Alors que l’hiver touche à sa fin, les réserves françaises de gaz atteignent des niveaux particulièrement bas. Avec des stockages remplis à seulement 22%, la France se retrouve proche de ses plus bas historiques. NaTran, ex-GRTgaz, assure toutefois que la situation reste maîtrisée pour la fin de l’hiver, tout en appelant à une reconstitution rapide des stocks dès le mois d’avril afin d’anticiper la prochaine saison froide.
Un équilibre fragile face à une météo incertaine
Si les marchés européens du gaz se sont stabilisés et que les prix sont devenus moins volatils, la situation reste préoccupante.

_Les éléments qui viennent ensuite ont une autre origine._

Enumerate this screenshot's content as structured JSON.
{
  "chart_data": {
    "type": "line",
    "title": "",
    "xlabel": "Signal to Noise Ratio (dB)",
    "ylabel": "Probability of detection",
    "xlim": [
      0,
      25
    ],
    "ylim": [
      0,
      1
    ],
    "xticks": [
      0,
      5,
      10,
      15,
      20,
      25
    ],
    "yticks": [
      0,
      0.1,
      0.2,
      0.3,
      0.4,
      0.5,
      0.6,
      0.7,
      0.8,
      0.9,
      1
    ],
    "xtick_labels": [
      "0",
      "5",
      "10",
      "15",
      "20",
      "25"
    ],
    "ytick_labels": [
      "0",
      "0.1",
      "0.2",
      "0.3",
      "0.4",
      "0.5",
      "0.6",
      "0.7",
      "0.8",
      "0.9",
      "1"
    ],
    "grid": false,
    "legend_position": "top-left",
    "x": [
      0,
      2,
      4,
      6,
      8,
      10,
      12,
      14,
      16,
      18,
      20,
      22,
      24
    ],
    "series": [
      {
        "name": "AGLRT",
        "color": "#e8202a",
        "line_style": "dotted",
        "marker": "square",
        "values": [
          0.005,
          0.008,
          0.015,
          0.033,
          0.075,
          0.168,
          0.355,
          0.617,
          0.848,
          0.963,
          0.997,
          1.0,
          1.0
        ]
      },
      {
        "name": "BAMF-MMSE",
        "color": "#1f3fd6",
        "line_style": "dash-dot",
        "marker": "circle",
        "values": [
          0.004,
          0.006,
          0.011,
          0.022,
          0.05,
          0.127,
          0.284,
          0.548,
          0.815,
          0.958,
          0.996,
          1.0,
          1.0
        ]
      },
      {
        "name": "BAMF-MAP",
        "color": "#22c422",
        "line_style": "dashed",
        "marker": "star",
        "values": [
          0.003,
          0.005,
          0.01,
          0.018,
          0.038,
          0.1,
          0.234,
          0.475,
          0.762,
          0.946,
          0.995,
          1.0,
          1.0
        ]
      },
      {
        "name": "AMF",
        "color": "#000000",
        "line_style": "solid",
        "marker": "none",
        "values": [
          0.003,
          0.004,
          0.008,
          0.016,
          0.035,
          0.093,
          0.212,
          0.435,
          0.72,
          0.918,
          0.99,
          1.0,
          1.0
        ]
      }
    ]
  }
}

Une vague de froid tardive pourrait contraindre la France à réduire ses exportations de gaz, voire à recourir aux stocks de ses voisins, a prévenu Sandrine Meunier, directrice générale de NaTran, lors de la présentation du bilan énergétique 2024.
L’an dernier, les prix du gaz se sont établis en moyenne à 34 euros par mégawattheure (MWh), un niveau bien inférieur aux sommets atteints en 2022, mais toujours au-dessus des tarifs d’avant-crise. Paradoxalement, les prix à court terme restent élevés (40 à 50 euros/MWh), et ceux de l’été 2025 sont même supérieurs à ceux de l’hiver 2025. Cette situation inhabituelle freine le remplissage des stocks, les fournisseurs risquant de revendre leur gaz à perte à l’approche de l’hiver.
Une consommation de gaz en recul
En 2024, la consommation de gaz en France a diminué de 5,5% par rapport à 2023, atteignant 361 térawattheures (TWh). Cette baisse s’explique principalement par une moindre utilisation des centrales électriques au gaz (-16%), celles-ci n’ayant consommé que 16 TWh, en raison d’une production en hausse d’électricité d’origine nucléaire et renouvelable.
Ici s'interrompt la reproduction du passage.